Wilson District No. 7 School, also known as the O'Meara Schoolhouse, is an historic structure located in rural Clinton County, Iowa, United States near the town of Delmar. The one-room school was listed on the National Register of Historic Places in 2004. The listing includes three structures: the former school building and two outhouses.

==History==
The first known school in Clinton County dates to around 1847 in the town of Lyons, which is now the north side of the city of Clinton. Bloomfield Township was established in 1855. The township's first school was a log structure built in 1859 in the town of Bloomfield, which became Delmar in 1871. The town established its own school district in 1874 and built its first school the following year. The township outside of Delmar was served by the Wilson District. It had nine country schools, and each was built to serve the educational needs of four sections of the township. Wilson #7 was built in the early 1880s on land owned by James and Ellen O'Meara, and is the only school building that remains of the original nine. It also has its original outhouses, eight of its original school desks, the original teachers' desk and chair, and some of the school books that date from the late 1800s. Electricity and an oil stove were installed in the building in the 1930s.
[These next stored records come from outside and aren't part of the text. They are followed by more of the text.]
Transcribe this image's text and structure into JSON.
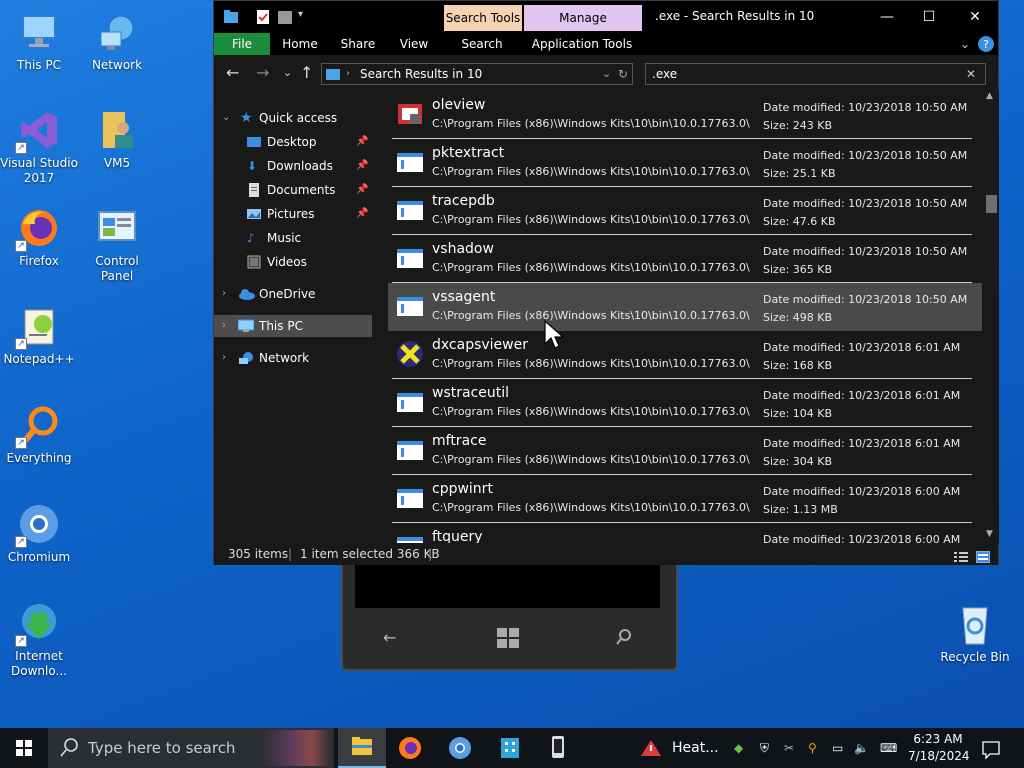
{
  "desktop": {
    "icons": [
      {
        "label": "This PC"
      },
      {
        "label": "Network"
      },
      {
        "label": "Visual Studio 2017"
      },
      {
        "label": "VM5"
      },
      {
        "label": "Firefox"
      },
      {
        "label": "Control Panel"
      },
      {
        "label": "Notepad++"
      },
      {
        "label": "Everything"
      },
      {
        "label": "Chromium"
      },
      {
        "label": "Internet Downlo..."
      },
      {
        "label": "Recycle Bin"
      }
    ]
  },
  "window": {
    "title": ".exe - Search Results in 10",
    "context_tabs": {
      "search_tools": "Search Tools",
      "manage": "Manage"
    },
    "ribbon_tabs": [
      "File",
      "Home",
      "Share",
      "View",
      "Search",
      "Application Tools"
    ],
    "address": "Search Results in 10",
    "search_value": ".exe",
    "nav": {
      "quick_access": "Quick access",
      "items": [
        "Desktop",
        "Downloads",
        "Documents",
        "Pictures",
        "Music",
        "Videos"
      ],
      "onedrive": "OneDrive",
      "this_pc": "This PC",
      "network": "Network"
    },
    "files": [
      {
        "name": "oleview",
        "path": "C:\\Program Files (x86)\\Windows Kits\\10\\bin\\10.0.17763.0\\...",
        "date": "Date modified:  10/23/2018 10:50 AM",
        "size": "Size:  243 KB"
      },
      {
        "name": "pktextract",
        "path": "C:\\Program Files (x86)\\Windows Kits\\10\\bin\\10.0.17763.0\\...",
        "date": "Date modified:  10/23/2018 10:50 AM",
        "size": "Size:  25.1 KB"
      },
      {
        "name": "tracepdb",
        "path": "C:\\Program Files (x86)\\Windows Kits\\10\\bin\\10.0.17763.0\\...",
        "date": "Date modified:  10/23/2018 10:50 AM",
        "size": "Size:  47.6 KB"
      },
      {
        "name": "vshadow",
        "path": "C:\\Program Files (x86)\\Windows Kits\\10\\bin\\10.0.17763.0\\...",
        "date": "Date modified:  10/23/2018 10:50 AM",
        "size": "Size:  365 KB"
      },
      {
        "name": "vssagent",
        "path": "C:\\Program Files (x86)\\Windows Kits\\10\\bin\\10.0.17763.0\\...",
        "date": "Date modified:  10/23/2018 10:50 AM",
        "size": "Size:  498 KB"
      },
      {
        "name": "dxcapsviewer",
        "path": "C:\\Program Files (x86)\\Windows Kits\\10\\bin\\10.0.17763.0\\...",
        "date": "Date modified:  10/23/2018 6:01 AM",
        "size": "Size:  168 KB"
      },
      {
        "name": "wstraceutil",
        "path": "C:\\Program Files (x86)\\Windows Kits\\10\\bin\\10.0.17763.0\\...",
        "date": "Date modified:  10/23/2018 6:01 AM",
        "size": "Size:  104 KB"
      },
      {
        "name": "mftrace",
        "path": "C:\\Program Files (x86)\\Windows Kits\\10\\bin\\10.0.17763.0\\...",
        "date": "Date modified:  10/23/2018 6:01 AM",
        "size": "Size:  304 KB"
      },
      {
        "name": "cppwinrt",
        "path": "C:\\Program Files (x86)\\Windows Kits\\10\\bin\\10.0.17763.0\\...",
        "date": "Date modified:  10/23/2018 6:00 AM",
        "size": "Size:  1.13 MB"
      },
      {
        "name": "ftquery",
        "path": "",
        "date": "Date modified:  10/23/2018 6:00 AM",
        "size": ""
      }
    ],
    "status": {
      "count": "305 items",
      "selected": "1 item selected  366 KB"
    }
  },
  "taskbar": {
    "search_placeholder": "Type here to search",
    "weather": "Heat...",
    "time": "6:23 AM",
    "date": "7/18/2024"
  },
  "colors": {
    "file_tab": "#1c8d3a",
    "search_tools": "#f6d2b3",
    "manage": "#e2c6f2",
    "desktop": "#0f63c8"
  }
}
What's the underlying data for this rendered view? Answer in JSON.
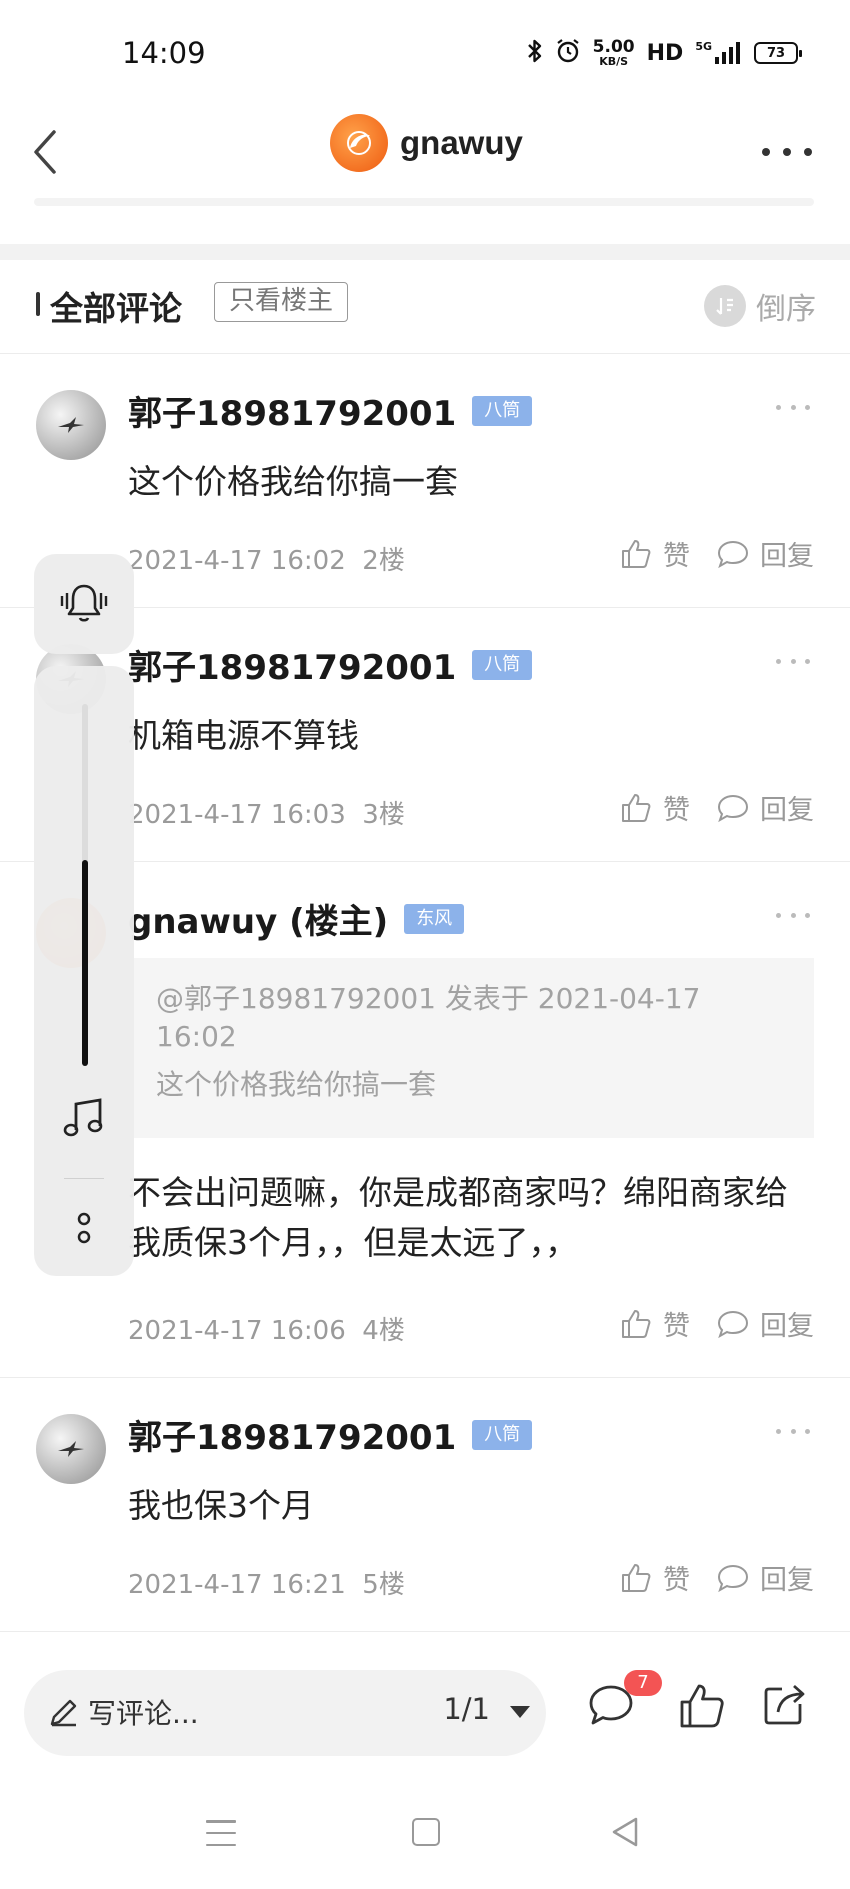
{
  "status_bar": {
    "time": "14:09",
    "speed_value": "5.00",
    "speed_unit": "KB/S",
    "hd": "HD",
    "network": "5G",
    "battery": "73",
    "icons": [
      "bluetooth-icon",
      "alarm-icon",
      "signal-icon",
      "battery-icon"
    ]
  },
  "header": {
    "title": "gnawuy"
  },
  "comments_header": {
    "title": "全部评论",
    "filter_label": "只看楼主",
    "sort_label": "倒序"
  },
  "comments": [
    {
      "username": "郭子18981792001",
      "badge": "八筒",
      "text": "这个价格我给你搞一套",
      "date": "2021-4-17 16:02",
      "floor": "2楼",
      "like_label": "赞",
      "reply_label": "回复"
    },
    {
      "username": "郭子18981792001",
      "badge": "八筒",
      "text": "机箱电源不算钱",
      "date": "2021-4-17 16:03",
      "floor": "3楼",
      "like_label": "赞",
      "reply_label": "回复"
    },
    {
      "username": "gnawuy (楼主)",
      "badge": "东风",
      "quote_header": "@郭子18981792001 发表于 2021-04-17 16:02",
      "quote_text": "这个价格我给你搞一套",
      "text": "不会出问题嘛，你是成都商家吗？绵阳商家给我质保3个月，，但是太远了，，",
      "date": "2021-4-17 16:06",
      "floor": "4楼",
      "like_label": "赞",
      "reply_label": "回复"
    },
    {
      "username": "郭子18981792001",
      "badge": "八筒",
      "text": "我也保3个月",
      "date": "2021-4-17 16:21",
      "floor": "5楼",
      "like_label": "赞",
      "reply_label": "回复"
    }
  ],
  "bottom_bar": {
    "input_placeholder": "写评论...",
    "page": "1/1",
    "comment_count": "7"
  },
  "colors": {
    "badge_blue": "#8cb2ea",
    "accent_orange": "#f06a28",
    "notification_red": "#f35454"
  }
}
Consolidation of rural schools began during the administration of Theodore Roosevelt who established the National Commission on Country Life in 1908 to find solutions to rural problems, including education. The process of rural school consolidation continued into the 1960s. Wilson #7 closed in 1956 and ended its nearly 75 years of service as a school. The Wilson District itself merged with the Elwood and Delmar school districts in 1962. The building now sits in a dilapidated state, although there are plans to rehabilitate it.

==Architecture==
The vernacular-style building is a 18 by 28 ft frame structure with a vestibule. The side elevations feature three windows each. A brick chimney rises from the center of the west elevation. The school room itself has hardwood wooden floors and plaster walls. On both sides of the vestibule door are eight cupboards with metal latches. A raised platform of 10 in on the west side extends about 9 ft into the room. The oil-burning stove is still extant. The vestibule extends from the main facade on the east. Its interior also has wooden floors and plaster walls. A window is located on the east wall, and hooks with a shelf above them are located on the north wall. The door on the south wall opened unto a porch that is no longer extant.

The two outhouses, no longer extant, were built at the same time as the school building. The frame structures were located on the west side of the property, approximately 20 ft from the school. The outhouse to the north was a three-hole privy, with one hole built for an adult. The one to the south was a two-hole privy built for children. The gender of the teacher determined which outhouse was used by which gender.